Complete step by step answer
We know that the internal energy of an ideal gas is therefore the sum of the kinetic energies of the particles in the gas. The kinetic molecular theory assumes that the temperature of a gas is directly proportional to the average kinetic energy of its particles. All objects contain internal energy. ... When an object is heated, its particles move more vigorously and its internal energy increases. Unless the object changes state (e.g. melts or boils), its temperature will increase.
$\mathrm{W}=$ Area $=\dfrac{1}{2} \mathrm{P} \mathrm{V}=\dfrac{1}{2} \mathrm{nR} \Delta \mathrm{T}=20 \mathrm{J}$
Now the change in internal energy is given as $\dfrac{\mathrm{f}}{2} \mathrm{nR} \Delta \mathrm{T}$ (here $\mathrm{f}$ is the number of degree of freedom)
For a diatomic gas $f=5 .$ Thus we get $\Delta \mathrm{U}=\dfrac{5}{2} \mathrm{nR} \Delta \mathrm{T}=100 \mathrm{J} .=\mathrm{x}$
The number 100 is a perfect square and it has 9 factors including 1, 2, 4, 5, 10, 20, 25, 50 and 100

So the correct answers are option A and B.

Note: We know that the internal energy of a system is identified with the random, disordered motion of molecules; the total (internal) energy in a system includes potential and kinetic energy.
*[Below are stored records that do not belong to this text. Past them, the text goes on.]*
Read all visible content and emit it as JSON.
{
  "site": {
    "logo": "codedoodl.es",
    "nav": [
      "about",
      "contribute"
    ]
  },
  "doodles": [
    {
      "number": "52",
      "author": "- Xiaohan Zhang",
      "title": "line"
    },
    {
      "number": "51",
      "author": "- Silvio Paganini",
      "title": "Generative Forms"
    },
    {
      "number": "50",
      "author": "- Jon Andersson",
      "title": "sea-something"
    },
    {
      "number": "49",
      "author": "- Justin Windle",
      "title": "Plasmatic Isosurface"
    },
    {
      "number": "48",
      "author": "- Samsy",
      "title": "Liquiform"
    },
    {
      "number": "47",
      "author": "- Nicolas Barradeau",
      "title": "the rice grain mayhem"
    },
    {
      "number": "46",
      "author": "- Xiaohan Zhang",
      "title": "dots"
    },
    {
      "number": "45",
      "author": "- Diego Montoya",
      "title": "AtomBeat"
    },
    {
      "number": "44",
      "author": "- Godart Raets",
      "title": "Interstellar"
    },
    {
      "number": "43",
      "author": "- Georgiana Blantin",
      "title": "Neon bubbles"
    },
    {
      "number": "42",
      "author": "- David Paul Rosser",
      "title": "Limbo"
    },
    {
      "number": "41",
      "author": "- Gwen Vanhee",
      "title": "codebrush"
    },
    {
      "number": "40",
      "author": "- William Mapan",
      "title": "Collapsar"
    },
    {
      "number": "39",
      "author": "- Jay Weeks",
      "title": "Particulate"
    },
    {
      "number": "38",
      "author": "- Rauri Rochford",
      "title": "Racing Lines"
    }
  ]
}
The internal energy is the total amount of kinetic energy and potential energy of all the particles in the system. Whether the energy breaks bonds, increases the speed of the particles to stretch bonds, or just increases the speed of the particles depends on the temperature and state of the material. It depends on the quantity of a substance; hence it is extensive property. Change in it represents the heat evolved or absorbed in a reaction at constant temperature and constant volume.